Member of the Maryland House of Delegates from the Frederick County district
- In office 1868–1872 Serving with Ephraim Albaugh, Joseph Byers, R. P. T. Dutrow, Thomas G. Maynard, Charles F. Wenner, Henry R. Harris, John T. McCreery, J. Alfred Ritter, John B. Thomas, William White
- Preceded by: Henry Baker, Upton Buhrman, Thomas Gorsuch, John L. Linthicum, John R. Rouzer, John A. Steiner
- Succeeded by: Theodore C. Delaplane, Charles W. Miller, Lycurgus N. Phillips, Jonathan Routzahn, Charles F. Rowe

Personal details
- Born: 1830 Middletown Valley, Frederick County, Maryland, U.S.
- Died: August 9, 1904 (aged 73–74) Toledo, Ohio, U.S.
- Resting place: Frederick, Maryland, U.S.
- Party: Democratic
- Education: Dickinson College
- Occupation: Politician; businessman;

= Noah Bowlus =

American politician (1830–1904)

Noah Bowlus (1830 – August 9, 1904) was an American politician from Maryland. He represented Frederick County in the Maryland House of Delegates from 1868 to 1872 and in the Maryland Senate from 1884 to 1888.

==Early life==
Noah Bowlus was born in 1830 in Middletown Valley, Frederick County, Maryland, to David Bowlus. He graduated from Dickinson College in 1855. He was admitted to the bar in 1857.

==Career==
Bowlus was a Democrat. He served as a member of the Maryland House of Delegates, representing Frederick County from 1868 to 1872. He was speaker pro tempore of the house in 1870. In 1872, he ran for Maryland Senate, but lost to Lewis Henry Steiner. He later served in the state senate, representing Frederick County, from 1884 to 1888. After he was senator, he moved to Findlay, Ohio, and then moved to Toledo around 1890 to engage in oil.

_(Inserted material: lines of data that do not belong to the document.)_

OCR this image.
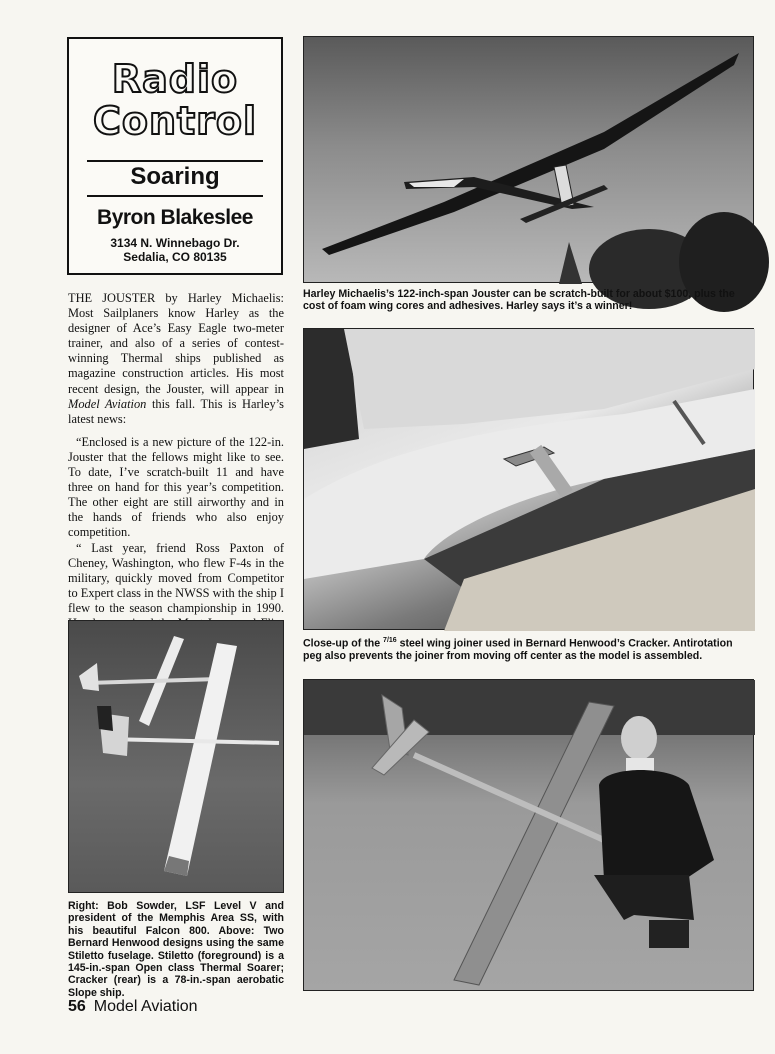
Radio
Control
Soaring
Byron Blakeslee
3134 N. Winnebago Dr.
Sedalia, CO 80135

THE JOUSTER by Harley Michaelis: Most Sailplaners know Harley as the designer of Ace’s Easy Eagle two-meter trainer, and also of a series of contest-winning Thermal ships published as magazine construction articles. His most recent design, the Jouster, will appear in Model Aviation this fall. This is Harley’s latest news:

“Enclosed is a new picture of the 122-in. Jouster that the fellows might like to see. To date, I’ve scratch-built 11 and have three on hand for this year’s competition. The other eight are still airworthy and in the hands of friends who also enjoy competition.

“ Last year, friend Ross Paxton of Cheney, Washington, who flew F-4s in the military, quickly moved from Competitor to Expert class in the NWSS with the ship I flew to the season championship in 1990.

Harley Michaelis’s 122-inch-span Jouster can be scratch-built for about $100, plus the cost of foam wing cores and adhesives. Harley says it’s a winner!
Close-up of the $^{7/16}$ steel wing joiner used in Bernard Henwood’s Cracker. Antirotation peg also prevents the joiner from moving off center as the model is assembled.
Right: Bob Sowder, LSF Level V and president of the Memphis Area SS, with his beautiful Falcon 800. Above: Two Bernard Henwood designs using the same Stiletto fuselage. Stiletto (foreground) is a 145-in.-span Open class Thermal Soarer; Cracker (rear) is a 78-in.-span aerobatic Slope ship.
56 Model Aviation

Bowlus was connected with the Middletown Carriage Works. He owned property in Ohio, oil interests in Virginia and property in Middletown, Maryland.

==Personal life==
Bowlus did not marry. He enjoyed yachting and was elected as president of the Toledo Yacht Club twice.

Bowlus lived at 1317 Adams Street in Toledo with Mrs. Julia A. Bayless. He died from nephritis on August 9, 1904, at his home in Toledo. He was interred in Frederick, Maryland.